2010 – I’m so excited

Huh? Am I crazy? Nope my eyes are open and my heart is eager
for the upcoming year.

Yes everything is in flux and moving too fast. Yes the
economy is still faltering and markets are precarious. And I’m certainly aware
that clients are tightening their already taught purse strings. I don’t care.


Why? Because we photographers, especially the ones who work
on location, are used to adversity. Things never go “as planned” in our work so
why should any of this really bother us? We always have to think on our feet,
adapt, adjust and bring back the goods.

How is this current state of transition any different? If
anything because of the newfound glory of all the digitally inspired niches and
their various info pipelines we have more opportunities for work.


Ok some venues are just not doing what they used to and as
such some kinds of photography are becoming “rarer than an honest politician”
but that’s not that big a deal. There was never really a big market for gritty
news and documentary work ever. Even during the 50-60’s with Look and Life
battling it out that was only a tiny fraction of all the photographic work out
there. Frankly I wonder where all the death and dying photo stories that get
the big photo awards ever get published anyhoo!

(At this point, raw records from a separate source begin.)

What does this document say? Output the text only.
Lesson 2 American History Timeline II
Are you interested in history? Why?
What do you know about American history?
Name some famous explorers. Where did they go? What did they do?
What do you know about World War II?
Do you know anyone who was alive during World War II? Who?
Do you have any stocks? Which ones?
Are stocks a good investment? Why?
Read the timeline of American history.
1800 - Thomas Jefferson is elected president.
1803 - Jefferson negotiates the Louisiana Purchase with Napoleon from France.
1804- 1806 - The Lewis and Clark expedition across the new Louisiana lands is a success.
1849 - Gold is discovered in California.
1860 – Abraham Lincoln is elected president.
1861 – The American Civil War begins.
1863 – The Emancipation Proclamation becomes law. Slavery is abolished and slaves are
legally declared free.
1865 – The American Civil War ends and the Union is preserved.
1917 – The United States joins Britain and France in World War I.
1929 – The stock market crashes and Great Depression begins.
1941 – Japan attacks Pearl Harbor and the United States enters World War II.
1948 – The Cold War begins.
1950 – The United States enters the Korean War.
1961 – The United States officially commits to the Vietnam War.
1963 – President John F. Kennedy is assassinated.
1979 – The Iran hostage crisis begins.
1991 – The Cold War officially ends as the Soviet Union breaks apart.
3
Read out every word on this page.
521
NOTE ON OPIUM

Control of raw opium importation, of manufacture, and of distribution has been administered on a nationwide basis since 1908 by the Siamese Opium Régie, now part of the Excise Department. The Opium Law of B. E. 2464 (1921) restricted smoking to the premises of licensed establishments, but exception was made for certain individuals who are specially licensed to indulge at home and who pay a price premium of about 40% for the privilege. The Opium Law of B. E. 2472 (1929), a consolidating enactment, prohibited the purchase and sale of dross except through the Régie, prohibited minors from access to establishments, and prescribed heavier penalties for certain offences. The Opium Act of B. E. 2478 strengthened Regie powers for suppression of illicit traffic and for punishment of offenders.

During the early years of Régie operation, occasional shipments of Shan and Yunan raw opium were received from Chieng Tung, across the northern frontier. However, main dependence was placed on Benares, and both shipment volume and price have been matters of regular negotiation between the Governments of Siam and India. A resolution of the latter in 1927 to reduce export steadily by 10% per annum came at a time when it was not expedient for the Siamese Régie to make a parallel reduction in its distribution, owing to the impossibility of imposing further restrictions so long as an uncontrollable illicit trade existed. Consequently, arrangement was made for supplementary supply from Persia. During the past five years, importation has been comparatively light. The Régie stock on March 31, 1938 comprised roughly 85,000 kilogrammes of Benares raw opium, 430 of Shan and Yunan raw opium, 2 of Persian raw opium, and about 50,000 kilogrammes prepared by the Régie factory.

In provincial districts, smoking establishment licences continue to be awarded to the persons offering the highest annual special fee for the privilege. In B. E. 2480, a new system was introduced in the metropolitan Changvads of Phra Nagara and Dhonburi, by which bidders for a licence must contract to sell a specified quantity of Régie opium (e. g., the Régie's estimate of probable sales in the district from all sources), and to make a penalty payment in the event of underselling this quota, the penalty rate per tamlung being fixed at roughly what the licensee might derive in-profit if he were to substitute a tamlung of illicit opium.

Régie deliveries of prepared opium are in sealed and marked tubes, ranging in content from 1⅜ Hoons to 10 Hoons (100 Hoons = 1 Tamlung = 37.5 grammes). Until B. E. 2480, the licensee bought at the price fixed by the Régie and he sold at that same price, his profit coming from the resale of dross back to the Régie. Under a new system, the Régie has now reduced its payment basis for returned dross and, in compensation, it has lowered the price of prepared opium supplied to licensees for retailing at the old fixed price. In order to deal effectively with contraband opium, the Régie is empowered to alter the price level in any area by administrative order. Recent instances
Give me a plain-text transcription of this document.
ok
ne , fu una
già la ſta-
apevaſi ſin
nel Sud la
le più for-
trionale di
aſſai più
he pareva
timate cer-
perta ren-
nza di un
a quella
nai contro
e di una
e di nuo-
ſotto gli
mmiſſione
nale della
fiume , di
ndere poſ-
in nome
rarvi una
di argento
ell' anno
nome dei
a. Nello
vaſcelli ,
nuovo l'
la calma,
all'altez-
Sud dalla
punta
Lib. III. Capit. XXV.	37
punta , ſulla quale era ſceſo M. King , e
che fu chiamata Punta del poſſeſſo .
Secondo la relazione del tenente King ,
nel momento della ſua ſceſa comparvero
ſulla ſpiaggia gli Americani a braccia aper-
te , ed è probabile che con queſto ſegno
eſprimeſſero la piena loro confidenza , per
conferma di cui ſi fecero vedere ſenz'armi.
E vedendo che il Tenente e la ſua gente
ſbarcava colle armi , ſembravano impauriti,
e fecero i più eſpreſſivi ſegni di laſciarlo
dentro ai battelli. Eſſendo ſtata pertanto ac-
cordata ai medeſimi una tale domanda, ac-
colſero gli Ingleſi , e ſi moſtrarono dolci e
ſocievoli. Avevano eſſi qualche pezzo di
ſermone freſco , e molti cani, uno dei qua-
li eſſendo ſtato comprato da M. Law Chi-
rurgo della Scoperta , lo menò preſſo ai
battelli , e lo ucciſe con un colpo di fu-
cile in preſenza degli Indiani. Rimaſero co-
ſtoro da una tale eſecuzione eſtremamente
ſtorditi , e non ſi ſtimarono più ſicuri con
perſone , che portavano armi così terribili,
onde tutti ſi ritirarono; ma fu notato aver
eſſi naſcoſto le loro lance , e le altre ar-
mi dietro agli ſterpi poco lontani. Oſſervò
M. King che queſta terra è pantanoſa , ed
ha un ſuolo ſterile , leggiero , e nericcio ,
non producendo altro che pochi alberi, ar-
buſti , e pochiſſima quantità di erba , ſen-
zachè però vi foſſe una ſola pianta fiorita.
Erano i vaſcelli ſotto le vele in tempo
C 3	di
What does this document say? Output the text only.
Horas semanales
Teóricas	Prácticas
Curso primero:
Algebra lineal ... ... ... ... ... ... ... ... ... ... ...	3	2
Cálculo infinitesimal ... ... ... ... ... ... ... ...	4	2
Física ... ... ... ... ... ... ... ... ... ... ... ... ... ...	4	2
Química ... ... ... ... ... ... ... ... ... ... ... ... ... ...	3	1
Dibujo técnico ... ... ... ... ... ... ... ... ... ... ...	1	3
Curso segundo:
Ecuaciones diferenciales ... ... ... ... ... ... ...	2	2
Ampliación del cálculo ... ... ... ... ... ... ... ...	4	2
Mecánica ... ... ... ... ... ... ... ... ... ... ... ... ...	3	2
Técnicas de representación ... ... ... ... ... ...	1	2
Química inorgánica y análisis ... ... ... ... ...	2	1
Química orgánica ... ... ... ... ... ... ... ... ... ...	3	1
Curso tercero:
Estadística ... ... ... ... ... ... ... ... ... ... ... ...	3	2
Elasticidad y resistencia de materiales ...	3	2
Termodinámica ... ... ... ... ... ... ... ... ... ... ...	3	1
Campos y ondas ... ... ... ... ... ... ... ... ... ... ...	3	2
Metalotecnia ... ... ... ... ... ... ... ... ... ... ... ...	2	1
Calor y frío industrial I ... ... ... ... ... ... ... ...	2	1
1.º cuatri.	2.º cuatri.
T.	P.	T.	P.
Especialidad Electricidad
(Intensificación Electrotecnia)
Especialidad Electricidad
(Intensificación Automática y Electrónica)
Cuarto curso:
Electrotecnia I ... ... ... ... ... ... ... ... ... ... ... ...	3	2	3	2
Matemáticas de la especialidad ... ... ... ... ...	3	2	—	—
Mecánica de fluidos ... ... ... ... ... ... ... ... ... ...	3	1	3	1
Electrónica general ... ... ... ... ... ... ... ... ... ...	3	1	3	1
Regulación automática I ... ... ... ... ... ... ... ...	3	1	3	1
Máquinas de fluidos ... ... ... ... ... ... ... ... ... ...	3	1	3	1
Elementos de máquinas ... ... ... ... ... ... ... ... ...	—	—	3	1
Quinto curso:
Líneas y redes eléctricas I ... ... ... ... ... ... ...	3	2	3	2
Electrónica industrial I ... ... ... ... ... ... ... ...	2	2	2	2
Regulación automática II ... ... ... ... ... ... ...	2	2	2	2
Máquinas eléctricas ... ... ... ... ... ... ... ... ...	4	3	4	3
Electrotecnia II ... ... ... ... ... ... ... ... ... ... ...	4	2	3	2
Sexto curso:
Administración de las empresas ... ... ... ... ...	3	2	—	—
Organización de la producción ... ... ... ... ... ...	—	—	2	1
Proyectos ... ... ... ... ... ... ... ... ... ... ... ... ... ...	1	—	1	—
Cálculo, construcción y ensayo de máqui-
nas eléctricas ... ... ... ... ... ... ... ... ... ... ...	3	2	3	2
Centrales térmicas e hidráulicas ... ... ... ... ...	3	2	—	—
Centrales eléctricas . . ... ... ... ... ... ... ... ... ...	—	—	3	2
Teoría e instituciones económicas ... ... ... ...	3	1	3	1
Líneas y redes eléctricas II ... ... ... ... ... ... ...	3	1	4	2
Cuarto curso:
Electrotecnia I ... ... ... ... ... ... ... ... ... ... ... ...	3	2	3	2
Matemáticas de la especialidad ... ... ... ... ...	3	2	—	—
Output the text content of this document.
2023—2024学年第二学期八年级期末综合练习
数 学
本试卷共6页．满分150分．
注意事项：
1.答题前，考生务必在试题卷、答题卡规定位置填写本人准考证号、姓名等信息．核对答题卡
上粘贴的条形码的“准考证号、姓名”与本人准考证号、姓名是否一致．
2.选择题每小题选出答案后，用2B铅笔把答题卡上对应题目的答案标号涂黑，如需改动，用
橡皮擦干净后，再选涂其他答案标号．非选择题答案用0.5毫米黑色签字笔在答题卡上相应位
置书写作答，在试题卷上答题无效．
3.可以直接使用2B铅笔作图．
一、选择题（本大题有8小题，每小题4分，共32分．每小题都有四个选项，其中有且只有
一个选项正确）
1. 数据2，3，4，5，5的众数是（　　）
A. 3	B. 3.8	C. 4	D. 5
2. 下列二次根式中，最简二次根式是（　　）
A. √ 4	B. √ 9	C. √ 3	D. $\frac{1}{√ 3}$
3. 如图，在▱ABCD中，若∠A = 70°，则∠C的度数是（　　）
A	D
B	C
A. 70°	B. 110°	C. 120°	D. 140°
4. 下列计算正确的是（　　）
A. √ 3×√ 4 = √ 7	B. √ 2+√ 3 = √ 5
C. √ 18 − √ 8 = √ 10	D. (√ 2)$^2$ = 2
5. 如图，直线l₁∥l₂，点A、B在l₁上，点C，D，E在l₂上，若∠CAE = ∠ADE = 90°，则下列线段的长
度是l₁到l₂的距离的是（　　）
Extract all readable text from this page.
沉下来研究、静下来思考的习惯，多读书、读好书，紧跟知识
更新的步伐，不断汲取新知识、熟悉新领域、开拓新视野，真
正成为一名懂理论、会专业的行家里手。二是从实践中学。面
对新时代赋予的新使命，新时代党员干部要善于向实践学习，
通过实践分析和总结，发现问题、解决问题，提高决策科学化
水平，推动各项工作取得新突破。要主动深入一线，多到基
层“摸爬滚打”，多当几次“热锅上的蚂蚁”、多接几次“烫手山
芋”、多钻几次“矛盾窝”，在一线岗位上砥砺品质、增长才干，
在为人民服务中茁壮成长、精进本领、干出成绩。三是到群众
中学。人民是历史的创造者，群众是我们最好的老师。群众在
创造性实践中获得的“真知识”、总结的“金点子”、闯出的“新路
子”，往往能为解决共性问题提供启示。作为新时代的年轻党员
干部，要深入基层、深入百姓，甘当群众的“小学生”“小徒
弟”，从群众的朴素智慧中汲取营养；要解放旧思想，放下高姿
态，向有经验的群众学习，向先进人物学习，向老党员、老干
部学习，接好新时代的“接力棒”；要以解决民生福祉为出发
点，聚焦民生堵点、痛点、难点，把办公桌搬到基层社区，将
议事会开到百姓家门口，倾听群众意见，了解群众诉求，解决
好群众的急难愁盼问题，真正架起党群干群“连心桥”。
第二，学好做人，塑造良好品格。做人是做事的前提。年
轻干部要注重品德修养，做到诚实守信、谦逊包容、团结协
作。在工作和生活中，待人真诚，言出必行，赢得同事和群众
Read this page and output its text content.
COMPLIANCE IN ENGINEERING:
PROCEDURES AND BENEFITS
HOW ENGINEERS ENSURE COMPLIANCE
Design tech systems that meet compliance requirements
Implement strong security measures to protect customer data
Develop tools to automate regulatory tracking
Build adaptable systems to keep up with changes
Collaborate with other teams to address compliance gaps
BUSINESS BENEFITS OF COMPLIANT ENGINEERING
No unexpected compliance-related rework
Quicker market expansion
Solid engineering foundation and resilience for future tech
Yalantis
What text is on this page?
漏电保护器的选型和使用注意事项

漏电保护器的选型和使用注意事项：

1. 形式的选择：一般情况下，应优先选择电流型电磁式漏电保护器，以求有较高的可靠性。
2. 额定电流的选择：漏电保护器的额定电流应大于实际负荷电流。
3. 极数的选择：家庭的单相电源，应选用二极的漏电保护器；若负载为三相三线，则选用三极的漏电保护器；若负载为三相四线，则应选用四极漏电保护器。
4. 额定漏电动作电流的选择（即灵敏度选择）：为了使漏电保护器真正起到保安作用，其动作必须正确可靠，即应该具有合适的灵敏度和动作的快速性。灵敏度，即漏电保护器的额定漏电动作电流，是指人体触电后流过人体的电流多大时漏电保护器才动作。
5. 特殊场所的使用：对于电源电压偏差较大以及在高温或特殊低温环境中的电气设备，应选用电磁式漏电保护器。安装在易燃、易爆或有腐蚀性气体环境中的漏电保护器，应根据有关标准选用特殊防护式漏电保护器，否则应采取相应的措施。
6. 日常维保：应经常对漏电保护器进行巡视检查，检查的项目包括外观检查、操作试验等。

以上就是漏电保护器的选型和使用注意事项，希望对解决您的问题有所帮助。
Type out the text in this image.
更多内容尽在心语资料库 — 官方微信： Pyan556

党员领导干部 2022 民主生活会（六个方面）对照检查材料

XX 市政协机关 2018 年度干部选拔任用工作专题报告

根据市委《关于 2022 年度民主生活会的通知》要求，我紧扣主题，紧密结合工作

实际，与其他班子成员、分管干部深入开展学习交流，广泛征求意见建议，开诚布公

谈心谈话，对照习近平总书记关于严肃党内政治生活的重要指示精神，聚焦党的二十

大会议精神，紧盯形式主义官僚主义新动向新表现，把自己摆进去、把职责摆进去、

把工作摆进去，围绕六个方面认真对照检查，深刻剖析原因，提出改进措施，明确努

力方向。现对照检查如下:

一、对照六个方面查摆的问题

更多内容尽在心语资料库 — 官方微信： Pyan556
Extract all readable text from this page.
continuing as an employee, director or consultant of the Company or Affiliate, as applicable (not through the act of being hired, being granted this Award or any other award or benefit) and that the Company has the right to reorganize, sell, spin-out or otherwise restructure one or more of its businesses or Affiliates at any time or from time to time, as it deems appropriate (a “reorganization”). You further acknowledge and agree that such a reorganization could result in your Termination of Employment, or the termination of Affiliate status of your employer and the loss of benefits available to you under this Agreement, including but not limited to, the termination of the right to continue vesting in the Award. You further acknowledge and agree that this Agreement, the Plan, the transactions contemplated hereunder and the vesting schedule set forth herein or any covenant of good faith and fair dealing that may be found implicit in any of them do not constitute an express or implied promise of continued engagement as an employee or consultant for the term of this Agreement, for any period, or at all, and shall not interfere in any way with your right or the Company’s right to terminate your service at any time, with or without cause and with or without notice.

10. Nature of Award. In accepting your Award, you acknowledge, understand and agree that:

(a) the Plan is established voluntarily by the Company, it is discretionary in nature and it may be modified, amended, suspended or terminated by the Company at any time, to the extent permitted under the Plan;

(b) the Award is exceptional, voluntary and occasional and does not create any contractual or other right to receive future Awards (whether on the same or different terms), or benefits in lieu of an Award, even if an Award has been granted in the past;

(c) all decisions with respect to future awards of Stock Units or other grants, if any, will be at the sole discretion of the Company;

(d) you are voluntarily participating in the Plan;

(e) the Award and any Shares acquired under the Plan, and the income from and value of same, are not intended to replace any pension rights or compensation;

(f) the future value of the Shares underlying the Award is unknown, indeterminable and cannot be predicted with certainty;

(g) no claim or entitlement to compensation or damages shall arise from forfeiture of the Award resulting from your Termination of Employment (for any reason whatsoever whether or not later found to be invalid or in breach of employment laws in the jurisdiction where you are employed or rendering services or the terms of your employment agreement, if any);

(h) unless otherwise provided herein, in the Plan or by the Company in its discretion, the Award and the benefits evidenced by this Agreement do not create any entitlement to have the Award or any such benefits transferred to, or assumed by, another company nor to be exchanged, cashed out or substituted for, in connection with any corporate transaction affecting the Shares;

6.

My prediction is this: With all the venues for reaching
potential customers now the power of compelling imagery is even more important to
cut through the din. This will require a different way of pricing/licensing
since your photos won’t be used in a specific given publication/advert space.
The photos will be used essentially everywhere but for a very short period of
time because in a blink everyone will have seen the image and the next time
they see it it will loose its impact. Ads will have to be generated more
quickly to keep up with saturation and as a result the photography will have to
be new.


That’s the ad/marketing dude stuff. For the news dudes we
are going to loose the vertical image because 99% of the venues for our work
will become screens which are horizontal. Forget the cover shot as there aren’t
covers anymore. Cool! We never liked verticals and cover shots, although
lucrative, were a ton of work and never really any fun. Also just as with the
advertising mess people are getting tired of sorting through all the
information clutter and are wanting a focused source of news that is relevant
and vetted. Newspapers/news magazines will mostly stop being printed and will
be online but not the same as they were. But their need for serious content
will be just like the old days if not more. With things happening so fast we
need to be plugged in to the news stream more than ever. I mean who are you
going to trust to give you the skinny on that mess in City Council, some dudes
blog? Who is going to sort out this whole deal with the scandal with the Governor?
A “citizen journalist” who by day works at the car dealership? The guys who run
news organizations are going to realize that the simple puff pieces that they
ran for the last decade don’t cut it anymore and they have to go back to doing hard
news, investigative news to survive. Now from a classic news photographer’s
perspective, how can that be bad?


I’m not a soothsayer by any means. I have no crystal ball but
peering into my beer glass of wonder I’m still pretty certain that although
things are making many of us feel rather sea sick, it’s going to be a fun
although bumpy ride.


As for me I have 4 personal projects in the works, one quite
long term, new energy and fresh ideas and a decidedly confident attitude about
2010. New work, new clients, new horizons.


Happy photo to go with the prior delusional rant: A quick
snap from my phone. BTW this is an ice cream shop made to look like a milk jug. The thing is about 35 feet tall.



BTW, it cracks me up to think that my phone has more resolution,
although not as good, as the Nikon D1 which changed everything for photographers
a decade ago. The D1 made millions of film photographers cower in fear that the digital photography revolution was at their door while others embraced what it brought. My phone,
my lovely Google G1, seems to represent the current digital fear – compact and
instant information access and “The death of print”. With its 3G/WiFi
connectivity with full web browsing and e-mail along with a digital camera and
camcorder that allows me to shoot a photo/video, write a story to go with it
and upload it all from a device that costs less than $200 and fits into my
pocket. Our tools are pretty Sci-Fi so shouldn’t our mentality be too?